This reads the latest version of the dataset content (every time the dataset is executed, a new version will be generated) for the dataset called illumination and reads it into a panda dataframe called df_light.

df_light['datetime']=pd.DatetimeIndex(pd.to_datetime(df_light["received"]/1000, unit='s')) \
    .tz_localize('UTC') \
    .tz_convert('US/Pacific')

df_light.index = df_light['datetime']

This adds a datetime index to the dataframe using the ‘received’ column in the data and converts it to the appropriate timezone.

Next we do some analysis with this data to figure out when dawn is and when we should turn the water on. I’m not going to explain this in detail as really the analysis you will be doing is totally dependent on the actual problem you want to solve, but you can review the code for the notebook here.

Typically in my notebooks I plot the data I am working with so I can visually inspect whether the data aligns with my expectations. Here’s the illumination data plotted by the notebook for example;

And here’s the temperature data from the other dataset.

Looking at the notebook code, you’ll see that we distill this data down to a time to turn the water on and a time to turn the water off.

water on (local)= 2018-08-23 06:06:10
water off (local)= 2018-08-23 07:31:10

You will recall I mentioned we would look at the weather forecast to determine if it was going to rain or not? How does that work?

lambdaClient = boto3.client('lambda')
response = lambdaClient.invoke(FunctionName='IsItGoingToRain')
result = json.loads(response['Payload'].read().decode("utf-8"))
willItRain = result

I’ve encapsulated the ‘IsItGoingToRain’ into a Lambda function that is executed by the notebook and this beings me to an important but sometimes overlooked point – I can use the entire AWS SDK from within my notebook and this gives me a great deal of flexibility to design a solution that leverages many other services. This lambda function is really simple, the code looks like this;

import json
from urllib.request import urlopen

def lambda_handler(event, context):
    url = "https://api.darksky.net/forecast/<REDACTED>/<LAT>,<LON>?units=si&exclude=currently,flags,alerts,minutely,daily"
    response = urlopen(url)
    weather = json.load(response)
    hourly=weather["hourly"]["data"]
    willItRain=False
    for hour in hourly:
        if ( hour["precipIntensity"] > 3 and hour["precipProbability"]>0.8) :
            willItRain = True
    return willItRain

Next the notebook leverages CloudWatch Event Rules to trigger another pair of lambda functions – one to turn the water on and one to turn the water off. Let’s take a look at the rule configuration to see how straight-forward that is as well.

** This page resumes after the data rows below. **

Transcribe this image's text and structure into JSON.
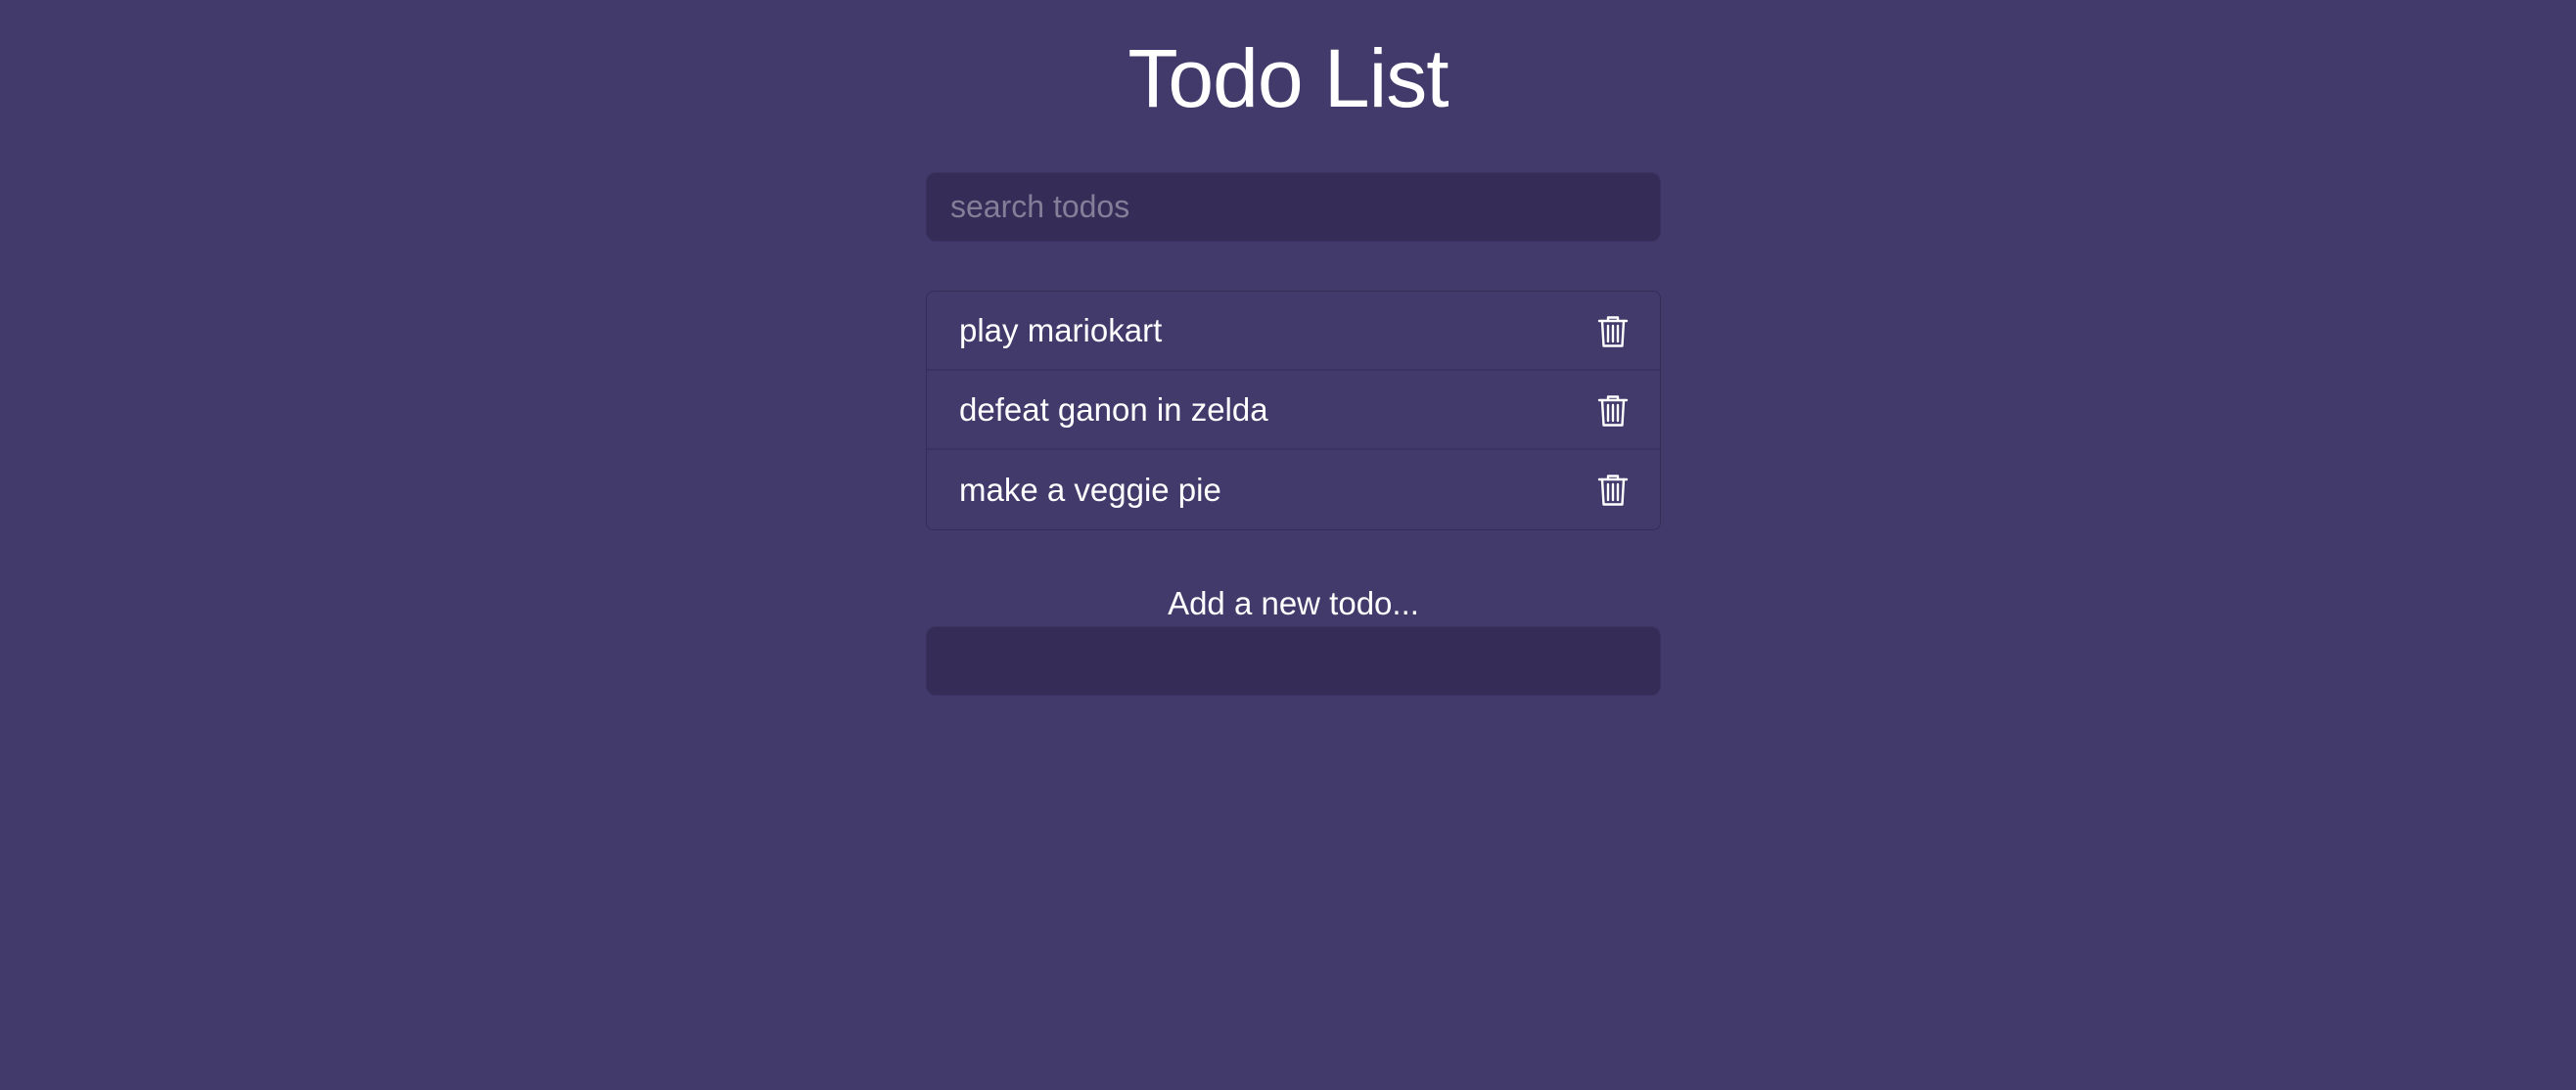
{
  "header": {
    "title": "Todo List"
  },
  "search": {
    "placeholder": "search todos",
    "value": ""
  },
  "todos": [
    {
      "text": "play mariokart",
      "icon": "trash-icon"
    },
    {
      "text": "defeat ganon in zelda",
      "icon": "trash-icon"
    },
    {
      "text": "make a veggie pie",
      "icon": "trash-icon"
    }
  ],
  "add_todo": {
    "label": "Add a new todo...",
    "value": ""
  },
  "colors": {
    "background": "#413a6b",
    "input_background": "#352d57",
    "text": "#ffffff",
    "placeholder": "#847e98"
  }
}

ruleStatus = 'DISABLED' if (willItRain) else 'ENABLED'
cwe = boto3.client('events')

response = cwe.put_rule(
    Name='water-on',\
    ScheduleExpression='cron('+str(water_on.minute)+' '+str(water_on.hour)+' ? * * *)',\
    State=ruleStatus,\
    Description='Autogenerated rule to turn the water ON at the specified time')

response = cwe.put_rule(
    Name='water-off',\
    ScheduleExpression='cron('+str(water_off.minute)+' '+str(water_off.hour)+' ? * * *)',\
    State=ruleStatus,\
    Description='Autogenerated rule to turn the water OFF at the specified time')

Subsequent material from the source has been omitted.